Shares in Superdry plunged 15% to 35.35 pence each in London on Tuesday morning, having fallen to a 12-month low of 28.15p earlier in the day.
"It's hard to believe that this time six years ago the shares traded around GBP20. This business has not simply faced more competition, it has truly lost its way," said AJ Bell investment director Russ Mould.
"The true test of whether Superdry is now a basket case would be if Frasers takes a stake in the business. The Sports Direct owner likes to make equity investments when rivals are in the gutter and Superdry certainly has enough wounds to qualify. Frasers rarely wants to buy a business outright, but it does like to build decent stakes so it can have influence on strategy and strike favourable distribution deals," Mould mused.
Mike Ashley's Frasers Group PLC is known for its acquisitive nature, having recently snapped up stakes in companies including Currys PLC, boohoo Group PLC, AO World PLC and Asos PLC.
"While Frasers is not currently on the shareholder register, it must surely be a matter of time if Superdry continues in its current direction. A selection of Superdry t-shirts and hoodies with Japanese writing are already being sold in Sports Direct and one could imagine the brand having a bigger presence in the future," Mould continued.
Superdry said that recently, the more seasonal weather in the UK and Europe helped sales edge up again, but added that sales in the six weeks since the half year were still 7% lower on a like-for-like basis than a year prior.
In the eyes of Shore Capital, the update could point to wider trends within the UK apparel space over the key festive period.
"We suspect that whilst real living standards are now on the rise in the UK, shoppers are being careful, prioritising groceries, beverages, and holidays over many other product categories," the investment firm said.
Shore notes that brands are proving resilient, with Marks & Spencer Group PLC, Next PLC, and Associated British Food PLC's Primark appearing to gaining share over the wider market.
"The Superdry warning adds a little tension into the air ahead of the forthcoming New Year trading updates from clothing players.

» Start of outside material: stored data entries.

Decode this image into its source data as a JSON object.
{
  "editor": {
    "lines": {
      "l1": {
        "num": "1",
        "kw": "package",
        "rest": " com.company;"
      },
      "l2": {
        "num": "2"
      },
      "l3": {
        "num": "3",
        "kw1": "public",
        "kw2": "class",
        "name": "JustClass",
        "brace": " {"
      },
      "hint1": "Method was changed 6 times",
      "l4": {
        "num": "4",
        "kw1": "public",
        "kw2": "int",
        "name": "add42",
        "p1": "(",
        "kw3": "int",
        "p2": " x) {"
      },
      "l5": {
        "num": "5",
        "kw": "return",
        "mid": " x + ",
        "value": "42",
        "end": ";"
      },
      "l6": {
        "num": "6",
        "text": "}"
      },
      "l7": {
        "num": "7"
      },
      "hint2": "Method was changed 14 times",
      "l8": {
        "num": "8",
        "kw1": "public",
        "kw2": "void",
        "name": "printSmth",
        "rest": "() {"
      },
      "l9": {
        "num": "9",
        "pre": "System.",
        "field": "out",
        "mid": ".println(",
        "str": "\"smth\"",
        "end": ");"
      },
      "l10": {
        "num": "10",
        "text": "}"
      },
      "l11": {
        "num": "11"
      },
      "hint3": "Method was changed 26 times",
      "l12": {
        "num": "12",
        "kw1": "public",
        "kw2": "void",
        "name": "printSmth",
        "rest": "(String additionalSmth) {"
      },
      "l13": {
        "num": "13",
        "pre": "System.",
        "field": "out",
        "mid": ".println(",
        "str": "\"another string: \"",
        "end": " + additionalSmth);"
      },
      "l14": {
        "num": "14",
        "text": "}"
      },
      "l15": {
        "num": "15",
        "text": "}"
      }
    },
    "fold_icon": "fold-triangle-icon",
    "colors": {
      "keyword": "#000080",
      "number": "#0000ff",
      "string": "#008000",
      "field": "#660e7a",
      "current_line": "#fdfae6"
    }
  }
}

Following on from a quite mellow Black Friday time when UK volumes were at best flat, shopper behaviour in December seems to be quite late in committing to spending," the investment firm said.
"Next kicks off the New Year trading season on January 4 and we would be surprised to see any disappointment from this name, but the Superdry warning suggests that it and others need to gain share to deliver another nudge up to forecasts."